Wednesday, November 22, 2017

Werner Herzog: "Do something about it" if you're mad about GOP attacks on workers, education, the poor

 
(Werner Herzog at Rhodes College in Memphis in September)

German film director Werner Herzog, famous for films such as Aguirre, the Wrath of God, Nosferatu, and Lessons of Darkness, told an audience at Rhodes College in Memphis recently that grumbling about President Trump and Republican rule is meaningless unless you’re willing to do something about it.

“The heartland is the best of America, the real core of America,” Herzog said in a wide-ranging talk about film, actors, and current times after a screening of his 2005 film The Wild Blue Yonder. “For the first time, they combined their voices, and no matter who they elected, in this case, Trump, you better take it seriously. … It is very easy to denounce. If there is discontent among you with this president, do something about it. Stand up, vote, rally other people. Things might change.”
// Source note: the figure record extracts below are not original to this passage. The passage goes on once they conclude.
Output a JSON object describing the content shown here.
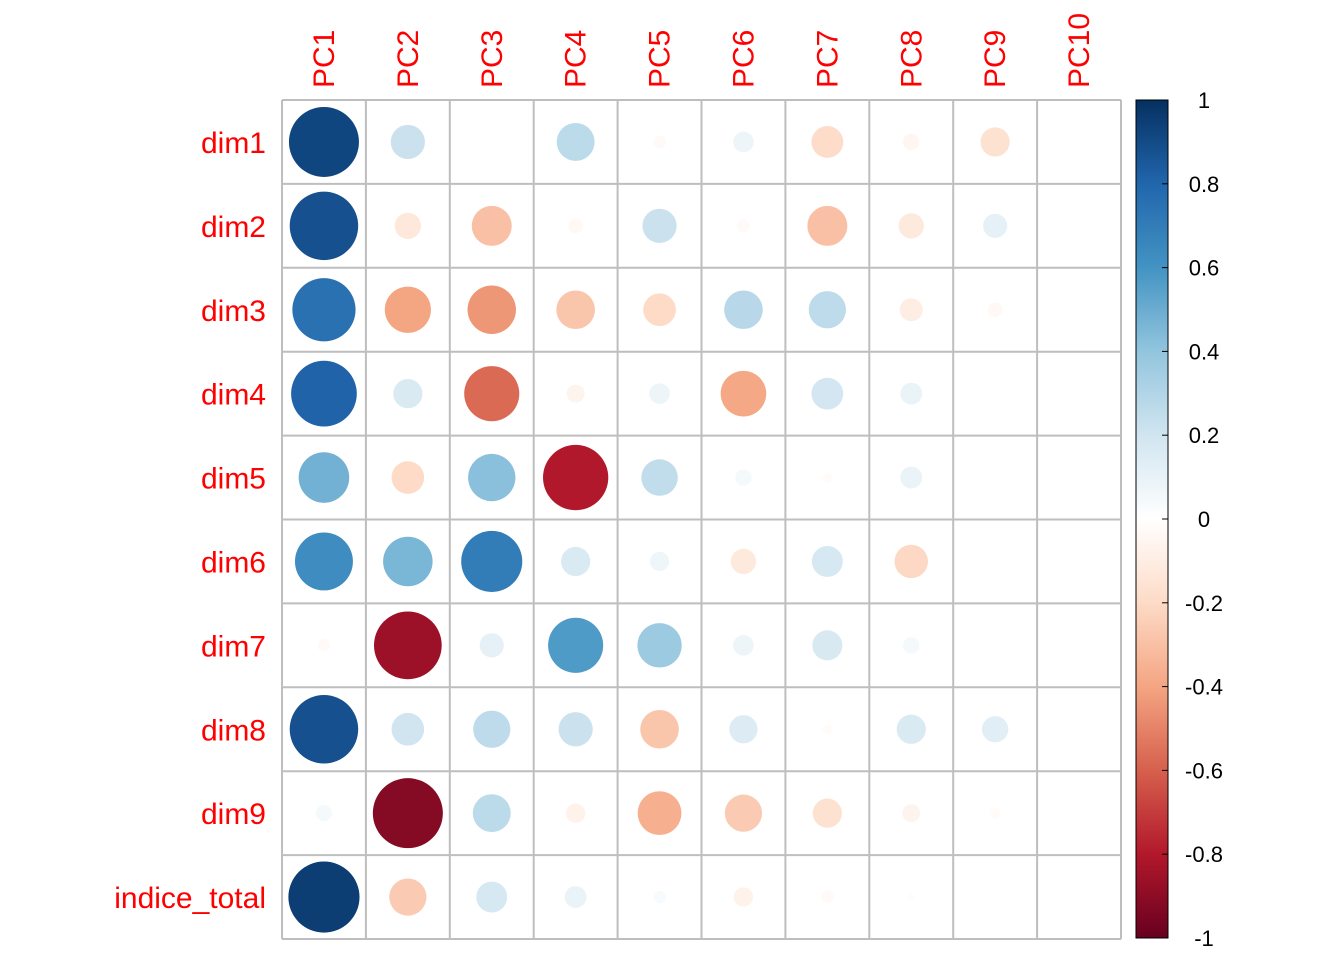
{
  "chart_data": {
    "type": "heatmap",
    "title": "",
    "xlabel": "",
    "ylabel": "",
    "columns": [
      "PC1",
      "PC2",
      "PC3",
      "PC4",
      "PC5",
      "PC6",
      "PC7",
      "PC8",
      "PC9",
      "PC10"
    ],
    "rows": [
      "dim1",
      "dim2",
      "dim3",
      "dim4",
      "dim5",
      "dim6",
      "dim7",
      "dim8",
      "dim9",
      "indice_total"
    ],
    "values": [
      [
        0.92,
        0.22,
        0.0,
        0.27,
        -0.03,
        0.08,
        -0.19,
        -0.05,
        -0.16,
        0.0
      ],
      [
        0.88,
        -0.13,
        -0.3,
        -0.04,
        0.22,
        -0.03,
        -0.3,
        -0.12,
        0.11,
        0.0
      ],
      [
        0.75,
        -0.4,
        -0.44,
        -0.28,
        -0.2,
        0.28,
        0.26,
        -0.1,
        -0.04,
        0.0
      ],
      [
        0.81,
        0.16,
        -0.57,
        -0.06,
        0.08,
        -0.39,
        0.19,
        0.09,
        0.0,
        0.0
      ],
      [
        0.48,
        -0.2,
        0.42,
        -0.8,
        0.25,
        0.05,
        -0.02,
        0.09,
        0.0,
        0.0
      ],
      [
        0.63,
        0.46,
        0.7,
        0.16,
        0.07,
        -0.12,
        0.18,
        -0.21,
        0.0,
        0.0
      ],
      [
        -0.03,
        -0.86,
        0.11,
        0.57,
        0.37,
        0.08,
        0.17,
        0.05,
        0.0,
        0.0
      ],
      [
        0.88,
        0.2,
        0.26,
        0.22,
        -0.28,
        0.15,
        -0.02,
        0.16,
        0.13,
        0.0
      ],
      [
        0.05,
        -0.92,
        0.27,
        -0.07,
        -0.36,
        -0.26,
        -0.16,
        -0.06,
        -0.02,
        0.0
      ],
      [
        0.95,
        -0.26,
        0.18,
        0.09,
        0.03,
        -0.07,
        -0.03,
        -0.01,
        0.0,
        0.0
      ]
    ],
    "colorbar": {
      "min": -1,
      "max": 1,
      "ticks": [
        "1",
        "0.8",
        "0.6",
        "0.4",
        "0.2",
        "0",
        "-0.2",
        "-0.4",
        "-0.6",
        "-0.8",
        "-1"
      ],
      "tick_values": [
        1,
        0.8,
        0.6,
        0.4,
        0.2,
        0,
        -0.2,
        -0.4,
        -0.6,
        -0.8,
        -1
      ]
    },
    "colors": {
      "scale": [
        "#67001F",
        "#B2182B",
        "#D6604D",
        "#F4A582",
        "#FDDBC7",
        "#FFFFFF",
        "#D1E5F0",
        "#92C5DE",
        "#4393C3",
        "#2166AC",
        "#053061"
      ],
      "label_color": "#FF0000",
      "grid_color": "#BEBEBE"
    }
  }
}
Certainly this is the winter of a lot of discontent. And certainly something needs to be done about it.

After losing a bitter election at the giant Nissan plant in Canton, Mississippi, in August, the United Auto Workers went on to lose another election at Fuyao Glass America in Dayton, Ohio, the culmination of an 18-month struggle. The vote was 886-441.
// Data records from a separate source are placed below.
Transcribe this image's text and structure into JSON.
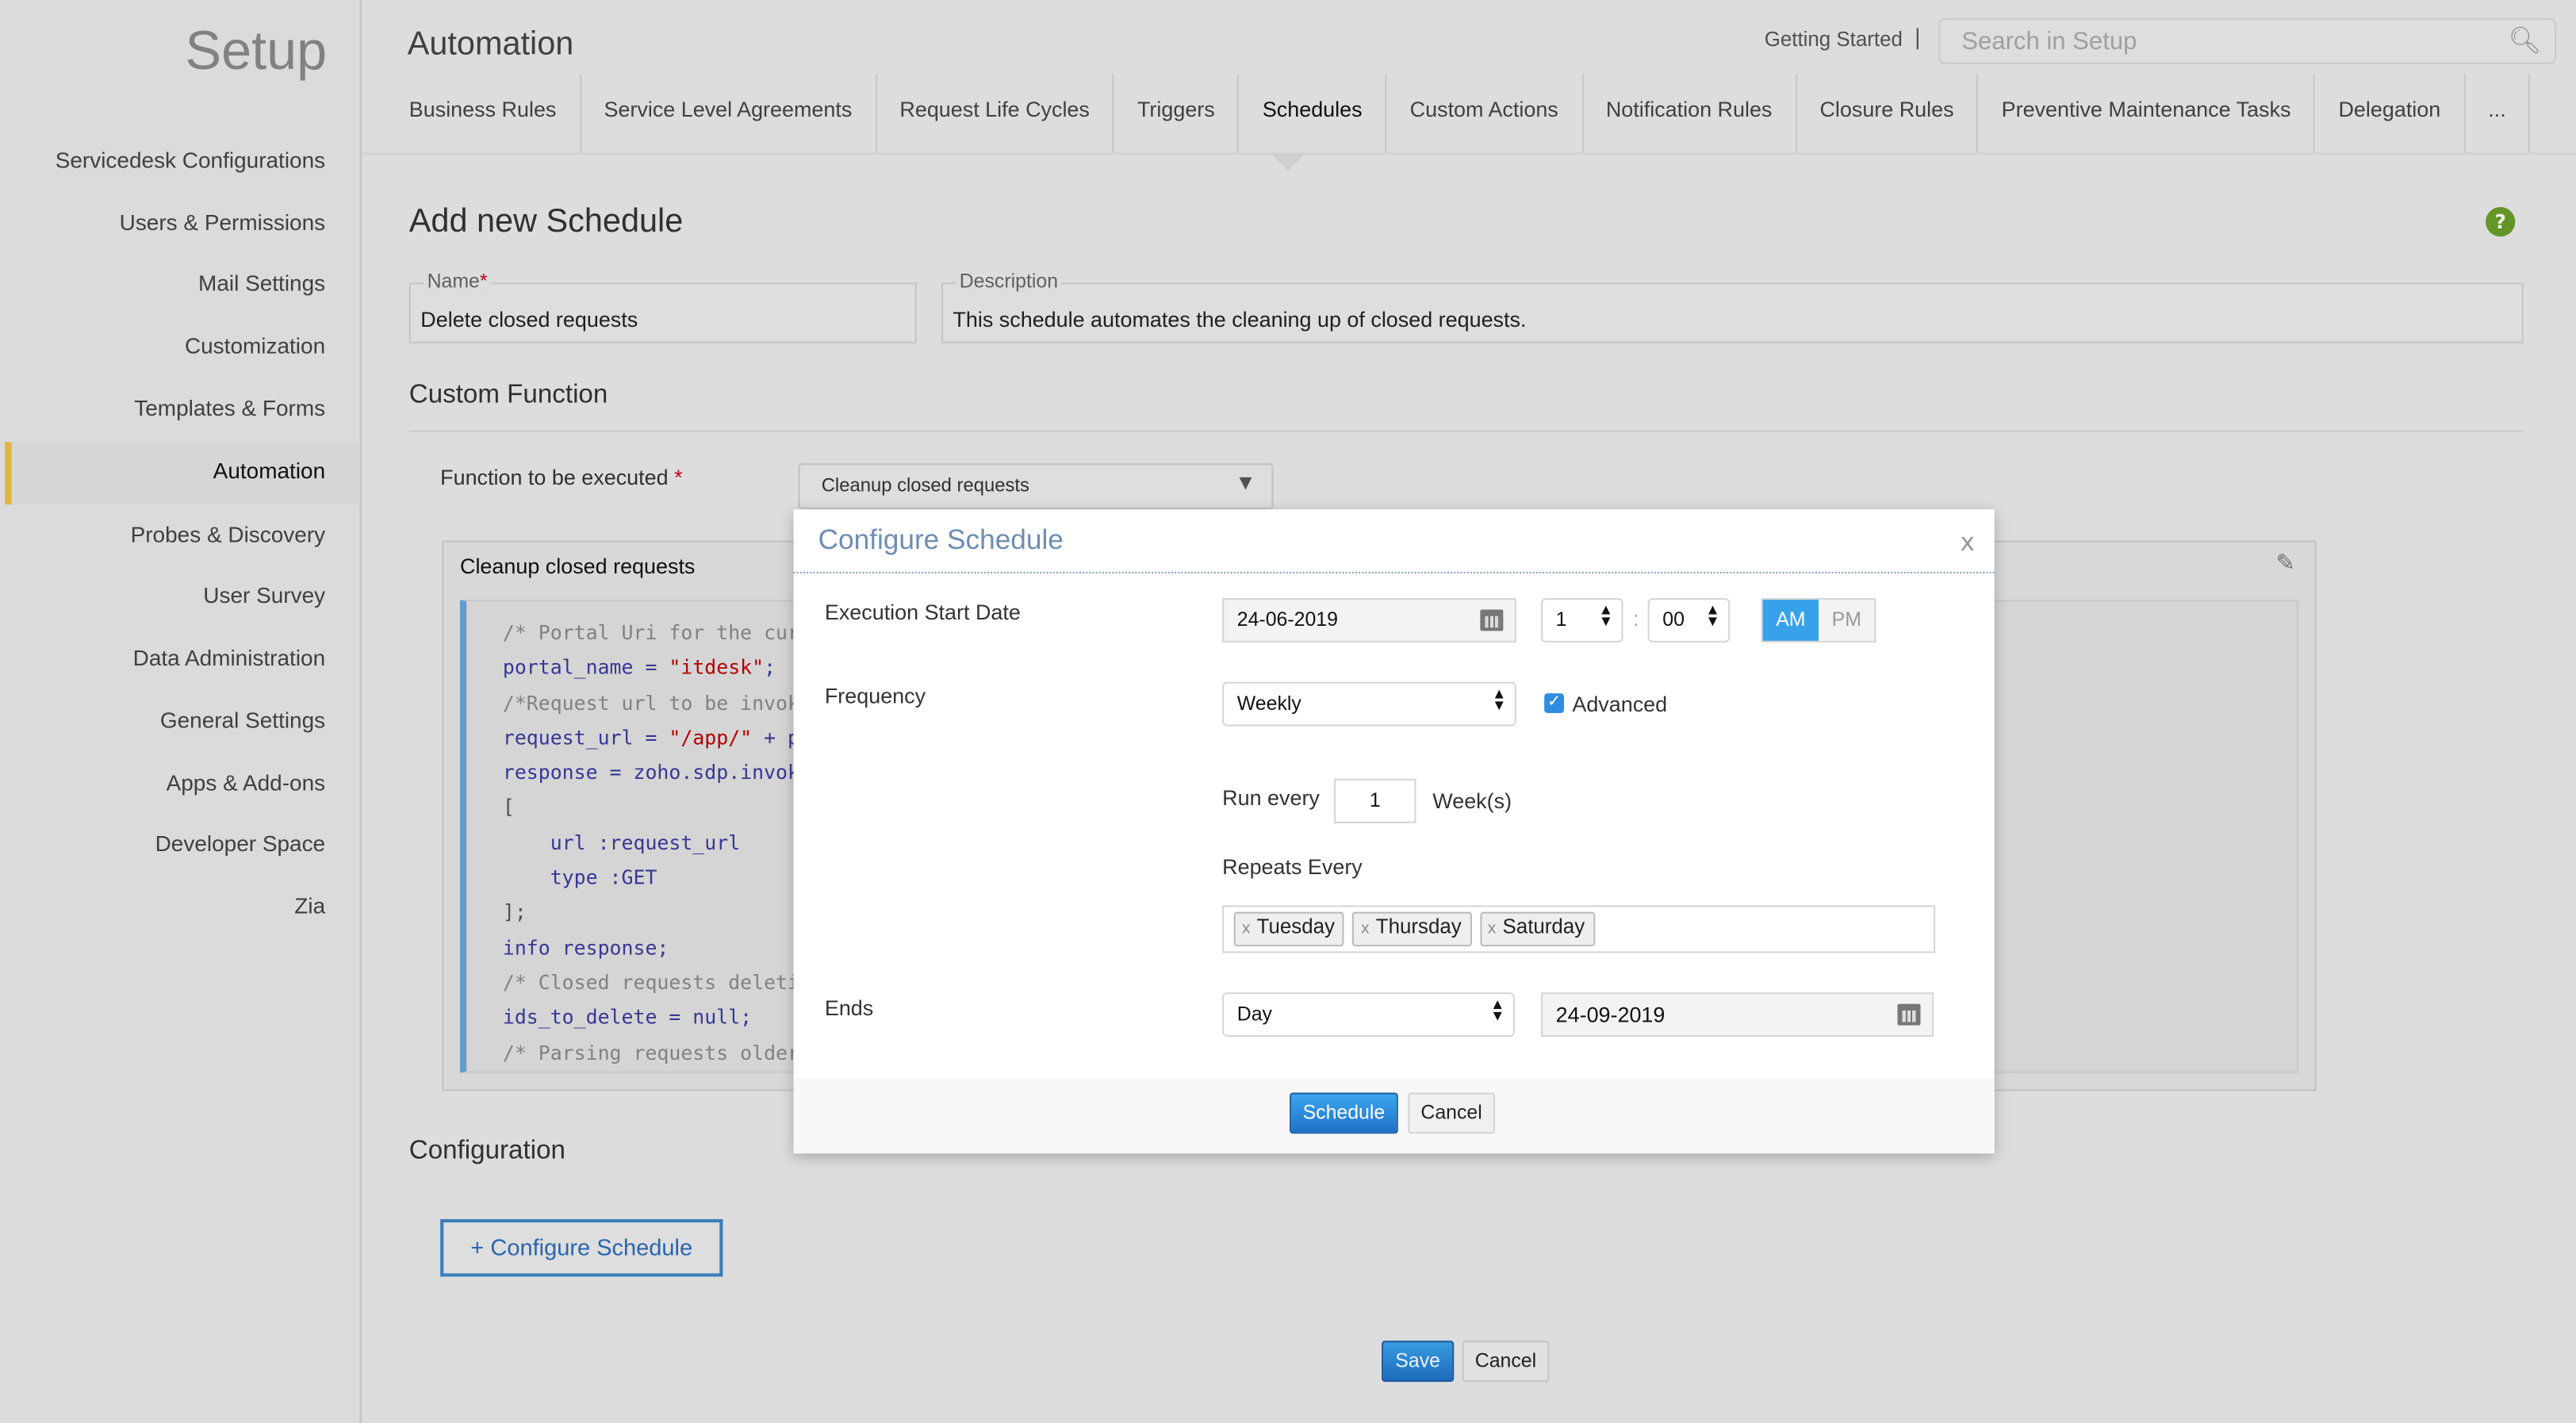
{
  "sidebar": {
    "title": "Setup",
    "items": [
      {
        "label": "Servicedesk Configurations"
      },
      {
        "label": "Users & Permissions"
      },
      {
        "label": "Mail Settings"
      },
      {
        "label": "Customization"
      },
      {
        "label": "Templates & Forms"
      },
      {
        "label": "Automation",
        "active": true
      },
      {
        "label": "Probes & Discovery"
      },
      {
        "label": "User Survey"
      },
      {
        "label": "Data Administration"
      },
      {
        "label": "General Settings"
      },
      {
        "label": "Apps & Add-ons"
      },
      {
        "label": "Developer Space"
      },
      {
        "label": "Zia"
      }
    ],
    "active_color": "#f0c040"
  },
  "header": {
    "title": "Automation",
    "getting_started": "Getting Started",
    "separator": "|",
    "search_placeholder": "Search in Setup",
    "search_icon": "search-icon"
  },
  "tabs": [
    {
      "label": "Business Rules"
    },
    {
      "label": "Service Level Agreements"
    },
    {
      "label": "Request Life Cycles"
    },
    {
      "label": "Triggers"
    },
    {
      "label": "Schedules",
      "active": true
    },
    {
      "label": "Custom Actions"
    },
    {
      "label": "Notification Rules"
    },
    {
      "label": "Closure Rules"
    },
    {
      "label": "Preventive Maintenance Tasks"
    },
    {
      "label": "Delegation"
    },
    {
      "label": "..."
    }
  ],
  "form": {
    "title": "Add new Schedule",
    "help_icon": "?",
    "name_label": "Name",
    "required_mark": "*",
    "name_value": "Delete closed requests",
    "description_label": "Description",
    "description_value": "This schedule automates the cleaning up of closed requests.",
    "custom_function_heading": "Custom Function",
    "function_label": "Function to be executed",
    "function_value": "Cleanup closed requests",
    "code_title": "Cleanup closed requests",
    "code_lines": [
      [
        {
          "t": "/* Portal Uri for the curr",
          "c": "cm"
        }
      ],
      [
        {
          "t": "portal_name = ",
          "c": ""
        },
        {
          "t": "\"itdesk\"",
          "c": "st"
        },
        {
          "t": ";",
          "c": ""
        }
      ],
      [
        {
          "t": "/*Request url to be invok",
          "c": "cm"
        }
      ],
      [
        {
          "t": "request_url = ",
          "c": ""
        },
        {
          "t": "\"/app/\"",
          "c": "st"
        },
        {
          "t": " + po",
          "c": ""
        }
      ],
      [
        {
          "t": "response = zoho.sdp.invok",
          "c": ""
        }
      ],
      [
        {
          "t": "[",
          "c": "pl"
        }
      ],
      [
        {
          "t": "    url :request_url",
          "c": ""
        }
      ],
      [
        {
          "t": "    type :GET",
          "c": ""
        }
      ],
      [
        {
          "t": "];",
          "c": "pl"
        }
      ],
      [
        {
          "t": "info response;",
          "c": ""
        }
      ],
      [
        {
          "t": "/* Closed requests deleti",
          "c": "cm"
        }
      ],
      [
        {
          "t": "ids_to_delete = null;",
          "c": ""
        }
      ],
      [
        {
          "t": "/* Parsing requests older",
          "c": "cm"
        }
      ]
    ],
    "configuration_heading": "Configuration",
    "configure_button": "+ Configure Schedule",
    "save": "Save",
    "cancel": "Cancel"
  },
  "modal": {
    "title": "Configure Schedule",
    "close": "x",
    "start_date_label": "Execution Start Date",
    "start_date": "24-06-2019",
    "hour": "1",
    "time_sep": ":",
    "minute": "00",
    "am": "AM",
    "pm": "PM",
    "selected_meridiem": "AM",
    "frequency_label": "Frequency",
    "frequency": "Weekly",
    "advanced_label": "Advanced",
    "advanced_checked": true,
    "run_every_label": "Run every",
    "run_every_value": "1",
    "run_every_unit": "Week(s)",
    "repeats_label": "Repeats Every",
    "repeat_days": [
      "Tuesday",
      "Thursday",
      "Saturday"
    ],
    "tag_remove": "x",
    "ends_label": "Ends",
    "ends_type": "Day",
    "end_date": "24-09-2019",
    "schedule_button": "Schedule",
    "cancel_button": "Cancel",
    "accent": "#37a2ea"
  }
}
The Republican-led Congress is weighing a tax bill that will damage workers’ lives on a number of fronts, including changes in worker classification in the gig/platform/sharing sectors. Making workers independent contractors rather than employees has long been a trick by companies such as FedEx, and it’s their way to avoid paying pension and other benefits and to keep those workers from unionizing.

Another Republican proposal is to require students who are Pell Grant recipients to repay their grants if they fail to finish college within six years. At present, such repayments are not required. It is yet another assault on education led by elitist politicians who see education as a benefit for their own, not average working people.
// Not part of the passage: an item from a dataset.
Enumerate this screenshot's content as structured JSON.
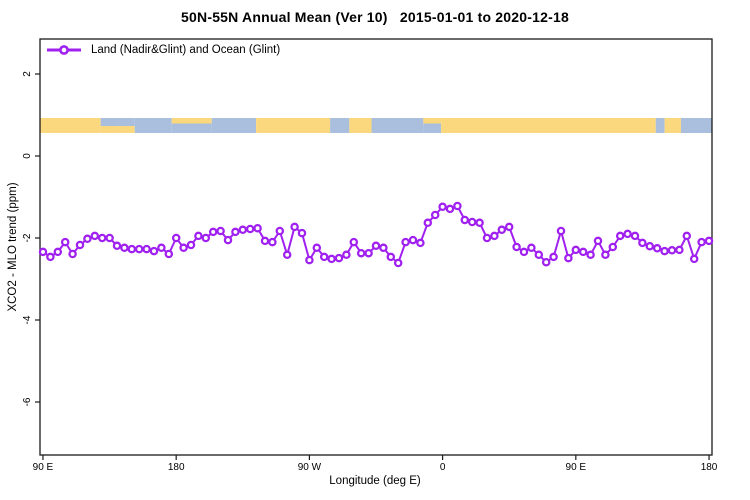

According to a UAW statement this month, the GOP tax plan “will make it easier to ship even more good-paying manufacturing jobs overseas by eliminating taxes on offshore profit. This tax plan blows a hole in the federal deficit and sticks you and your grandchildren with the bill. The GOP plan also unfairly raises taxes on the middle class and retirees.”

More and more people in this country struggle while the Dow Jones industrial average grows by double digit numbers. Nation magazine columnist Eric Alterman reports that 5 million more Americans are “food insecure” at the same time the 400 wealthiest Americans saw their net worth grow to $2.4 trillion. In total, some 41 million Americans aren’t sure about their next meal.

Meanwhile Trump wants to cut $191 billion from the Supplemental Nutrition Assistance Program, a 25 percent cut.

Is the Democratic Party preparing massive resistance? Well, Will Marshall, a co-founder of the centrist, pro-corporate Democratic Leadership Council that nurtured the likes of former President Clinton, wants the party to adopt what Nation magazine calls a “$20 million program to discover how to talk to working people without alienating Wall Street.”

We wouldn’t want to alienate Wall Street, would we? Not that Wall Street gives a damn.

Not sure this is what Werner Herzog had in mind.